While the manner of killing should not matter, hunting itself may be considered a key part of the tradition. Native Americans prosecuted for hunting eagles in the United States sometimes contend that doing so is vital because the feathers are necessary for use in religious ceremonies. In 1994, President Clinton established a National Eagle Repository to gather feathers from eagle carcasses. Although this was a well-intentioned policy to prevent Native Americans from hunting eagles for this purpose, it did not reflect an understanding that hunting the eagle was an essential part of the ritual. In any event, there were too few feathers to meet demand, and distribution was inefficient. As a lawyer for the Native Americans explained (quoted in the New York Times): “There are initiation rites or death rites where feathers are needed on short notice. Imagine having to order a Bible from a federal bureaucracy — and then waiting three years.”

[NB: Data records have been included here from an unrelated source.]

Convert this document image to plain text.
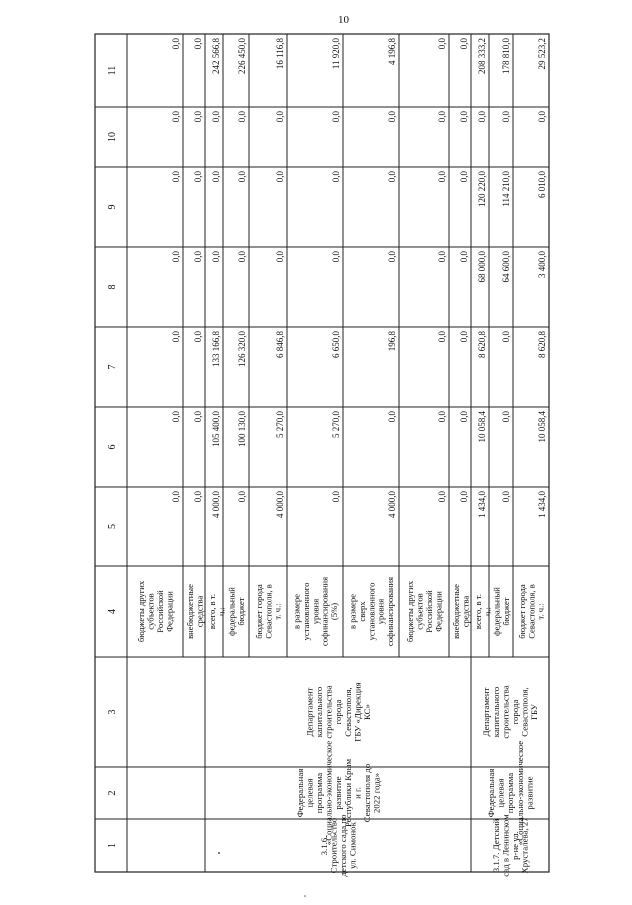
10
1
2
3
4
5
6
7
8
9
10
11
3.1.6.Строительстводетского сада поул. Симонок
Федеральнаяцелеваяпрограмма«Социально-экономическоеразвитиеРеспублики Крыми г.Севастополя до2022 года»
ДепартаменткапитальногостроительствагородаСевастополя,ГБУ «ДирекцияКС»
3.1.7. Детскийсад в Ленинскомр-не ул.Хрусталева, 27
Федеральнаяцелеваяпрограмма«Социально-экономическоеразвитие
ДепартаменткапитальногостроительствагородаСевастополя,ГБУ
бюджеты другихсубъектовРоссийскойФедерации
0,0
0,0
0,0
0,0
0,0
0,0
0,0
внебюджетныесредства
0,0
0,0
0,0
0,0
0,0
0,0
0,0
всего, в т.ч.:
4 000,0
105 400,0
133 166,8
0,0
0,0
0,0
242 566,8
федеральныйбюджет
0,0
100 130,0
126 320,0
0,0
0,0
0,0
226 450,0
бюджет городаСевастополя, вт. ч.:
4 000,0
5 270,0
6 846,8
0,0
0,0
0,0
16 116,8
в размереустановленногоуровнясофинансирования(5%)
0,0
5 270,0
6 650,0
0,0
0,0
0,0
11 920,0
в размересверхустановленногоуровнясофинансирования
4 000,0
0,0
196,8
0,0
0,0
0,0
4 196,8
бюджеты другихсубъектовРоссийскойФедерации
0,0
0,0
0,0
0,0
0,0
0,0
0,0
внебюджетныесредства
0,0
0,0
0,0
0,0
0,0
0,0
0,0
всего, в т.ч.:
1 434,0
10 058,4
8 620,8
68 000,0
120 220,0
0,0
208 333,2
федеральныйбюджет
0,0
0,0
0,0
64 600,0
114 210,0
0,0
178 810,0
бюджет городаСевастополя, вт. ч.:
1 434,0
10 058,4
8 620,8
3 400,0
6 010,0
0,0
29 523,2
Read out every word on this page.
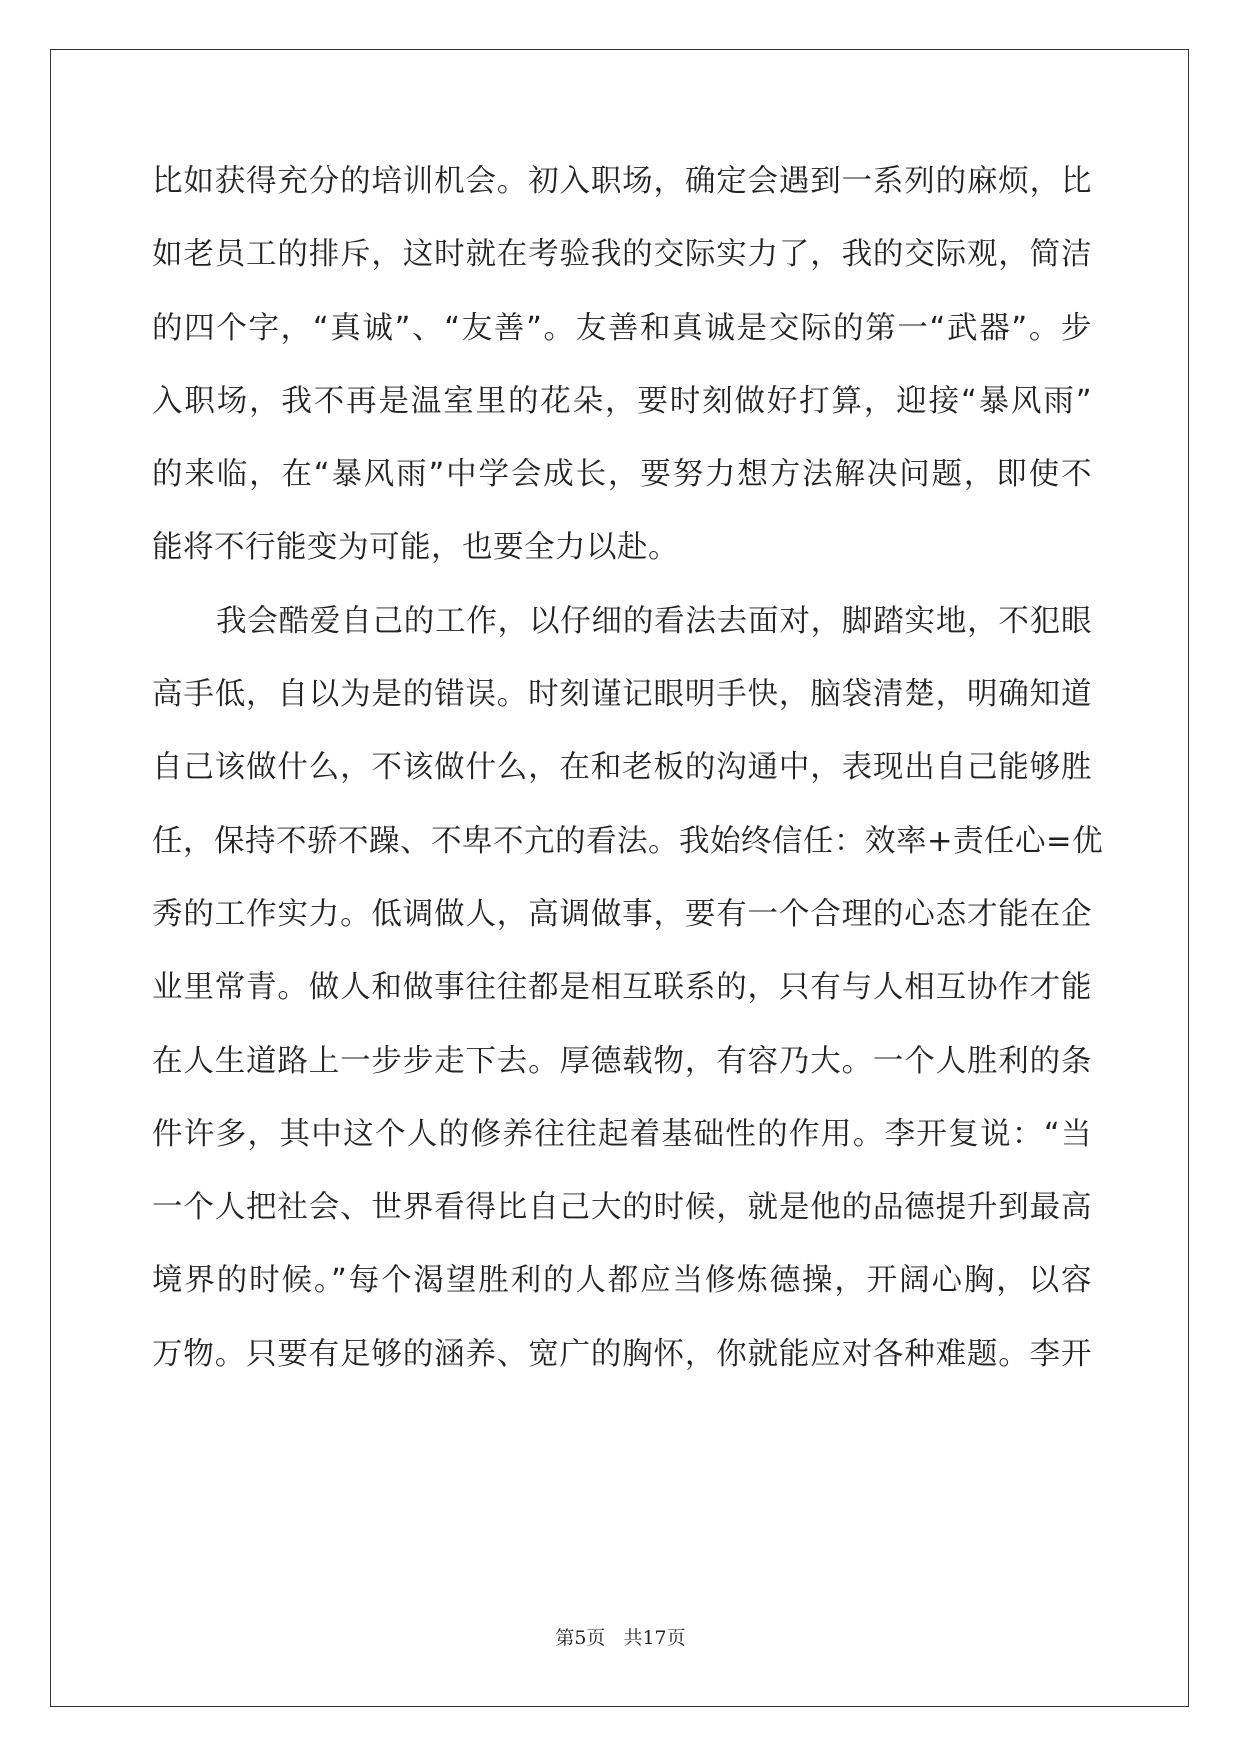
比如获得充分的培训机会。初入职场，确定会遇到一系列的麻烦，比
如老员工的排斥，这时就在考验我的交际实力了，我的交际观，简洁
的四个字，“真诚”、“友善”。友善和真诚是交际的第一“武器”。步
入职场，我不再是温室里的花朵，要时刻做好打算，迎接“暴风雨”
的来临，在“暴风雨”中学会成长，要努力想方法解决问题，即使不
能将不行能变为可能，也要全力以赴。
我会酷爱自己的工作，以仔细的看法去面对，脚踏实地，不犯眼
高手低，自以为是的错误。时刻谨记眼明手快，脑袋清楚，明确知道
自己该做什么，不该做什么，在和老板的沟通中，表现出自己能够胜
任，保持不骄不躁、不卑不亢的看法。我始终信任：效率+责任心=优
秀的工作实力。低调做人，高调做事，要有一个合理的心态才能在企
业里常青。做人和做事往往都是相互联系的，只有与人相互协作才能
在人生道路上一步步走下去。厚德载物，有容乃大。一个人胜利的条
件许多，其中这个人的修养往往起着基础性的作用。李开复说：“当
一个人把社会、世界看得比自己大的时候，就是他的品德提升到最高
境界的时候。”每个渴望胜利的人都应当修炼德操，开阔心胸，以容
万物。只要有足够的涵养、宽广的胸怀，你就能应对各种难题。李开
第5页 共17页
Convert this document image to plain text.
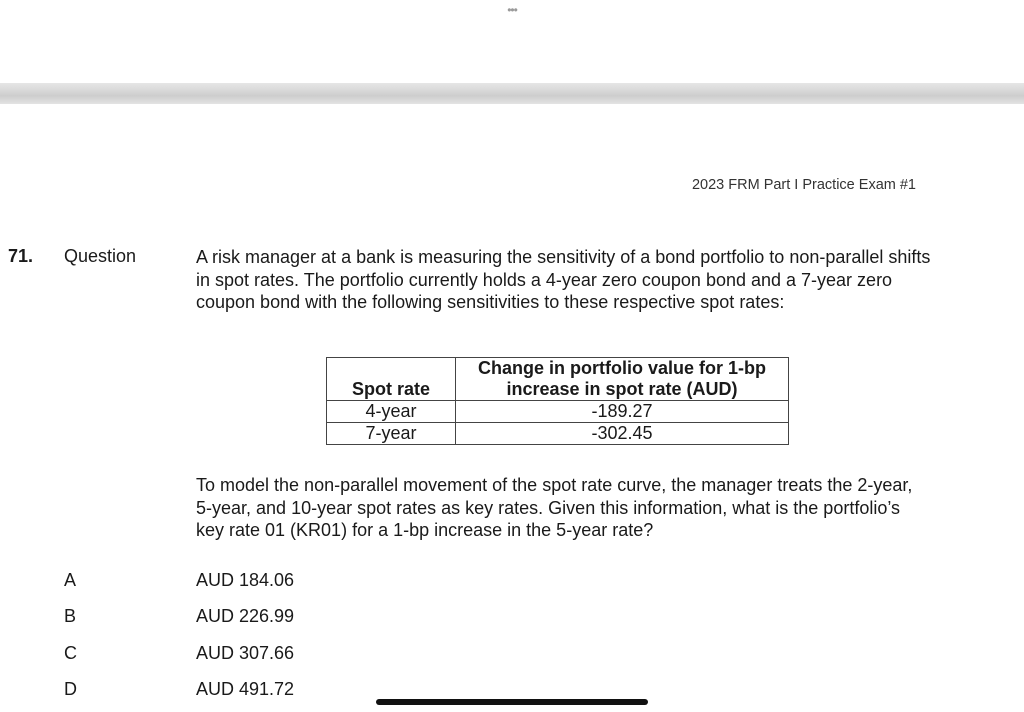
•••
2023 FRM Part I Practice Exam #1
71. Question	A risk manager at a bank is measuring the sensitivity of a bond portfolio to non-parallel shifts in spot rates. The portfolio currently holds a 4-year zero coupon bond and a 7-year zero coupon bond with the following sensitivities to these respective spot rates:

Spot rate	Change in portfolio value for 1-bp increase in spot rate (AUD)
4-year	-189.27
7-year	-302.45

To model the non-parallel movement of the spot rate curve, the manager treats the 2-year, 5-year, and 10-year spot rates as key rates. Given this information, what is the portfolio’s key rate 01 (KR01) for a 1-bp increase in the 5-year rate?

A	AUD 184.06
B	AUD 226.99
C	AUD 307.66
D	AUD 491.72
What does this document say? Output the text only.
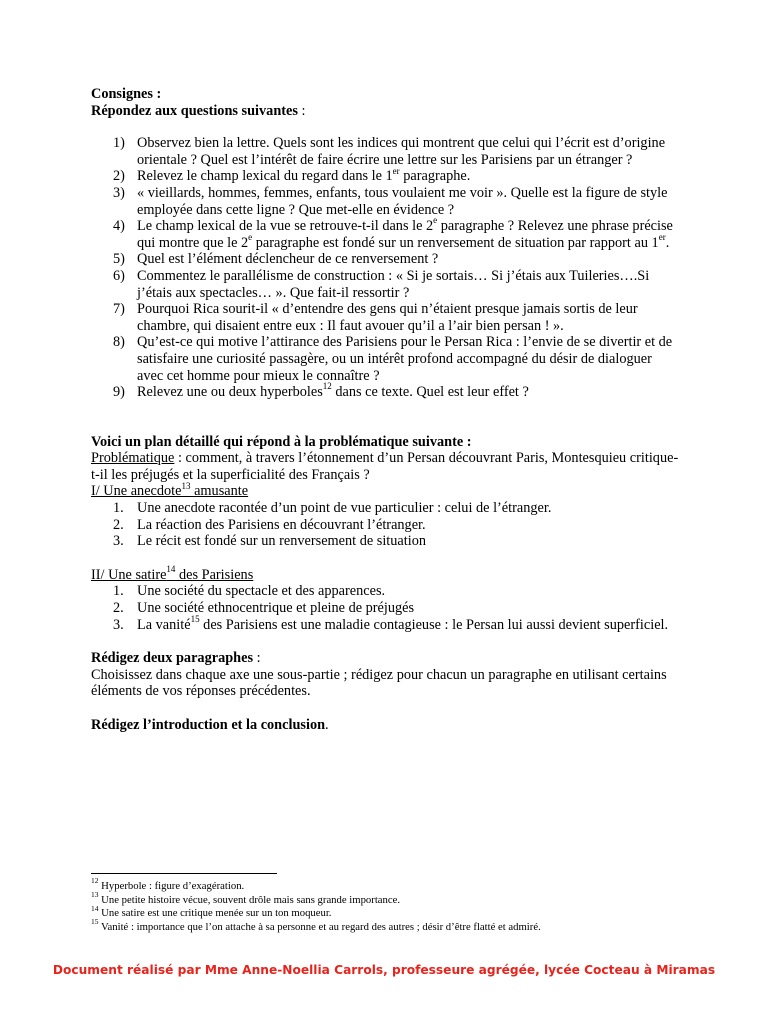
Consignes :
Répondez aux questions suivantes :
1) Observez bien la lettre. Quels sont les indices qui montrent que celui qui l’écrit est d’origine orientale ? Quel est l’intérêt de faire écrire une lettre sur les Parisiens par un étranger ?
2) Relevez le champ lexical du regard dans le 1er paragraphe.
3) « vieillards, hommes, femmes, enfants, tous voulaient me voir ». Quelle est la figure de style employée dans cette ligne ? Que met-elle en évidence ?
4) Le champ lexical de la vue se retrouve-t-il dans le 2e paragraphe ? Relevez une phrase précise qui montre que le 2e paragraphe est fondé sur un renversement de situation par rapport au 1er.
5) Quel est l’élément déclencheur de ce renversement ?
6) Commentez le parallélisme de construction : « Si je sortais… Si j’étais aux Tuileries….Si j’étais aux spectacles… ». Que fait-il ressortir ?
7) Pourquoi Rica sourit-il « d’entendre des gens qui n’étaient presque jamais sortis de leur chambre, qui disaient entre eux : Il faut avouer qu’il a l’air bien persan ! ».
8) Qu’est-ce qui motive l’attirance des Parisiens pour le Persan Rica : l’envie de se divertir et de satisfaire une curiosité passagère, ou un intérêt profond accompagné du désir de dialoguer avec cet homme pour mieux le connaître ?
9) Relevez une ou deux hyperboles$^{12}$ dans ce texte. Quel est leur effet ?
Voici un plan détaillé qui répond à la problématique suivante :
Problématique : comment, à travers l’étonnement d’un Persan découvrant Paris, Montesquieu critique-t-il les préjugés et la superficialité des Français ?
I/ Une anecdote$^{13}$ amusante
1. Une anecdote racontée d’un point de vue particulier : celui de l’étranger.
2. La réaction des Parisiens en découvrant l’étranger.
3. Le récit est fondé sur un renversement de situation
II/ Une satire$^{14}$ des Parisiens
1. Une société du spectacle et des apparences.
2. Une société ethnocentrique et pleine de préjugés
3. La vanité$^{15}$ des Parisiens est une maladie contagieuse : le Persan lui aussi devient superficiel.
Rédigez deux paragraphes :
Choisissez dans chaque axe une sous-partie ; rédigez pour chacun un paragraphe en utilisant certains éléments de vos réponses précédentes.
Rédigez l’introduction et la conclusion.
$^{12}$ Hyperbole : figure d’exagération.
$^{13}$ Une petite histoire vécue, souvent drôle mais sans grande importance.
$^{14}$ Une satire est une critique menée sur un ton moqueur.
$^{15}$ Vanité : importance que l’on attache à sa personne et au regard des autres ; désir d’être flatté et admiré.
Document réalisé par Mme Anne-Noellia Carrols, professeure agrégée, lycée Cocteau à Miramas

In this context, cultural communities find insulting the assumption that they would hunt or fish any species to the point of extinction. It is, after all, colonial powers that have depleted natural resources to such an extent. Some argue that ethnic minority and indigenous groups should be granted the freedom to choose their own path to sustainability on the grounds that indigenous groups can most effectively achieve the environmental goals of the international community and of national governments. However, this may be yet another form of eco-colonialism inasmuch as there is a pretense of delegating the rights to groups but only if they interpret and enforce policies in a manner consistent with national and international standards.

In the final analysis, minority groups and indigenous people will only have the benefit of diverse species, for whatever purpose, if they are not extinct. This logic would seem to suggest that environmental rights, despite being recognized later in time, trump the claims of cultural rights.

Research for this essay was done in collaboration with Margaret Scully Granzeier.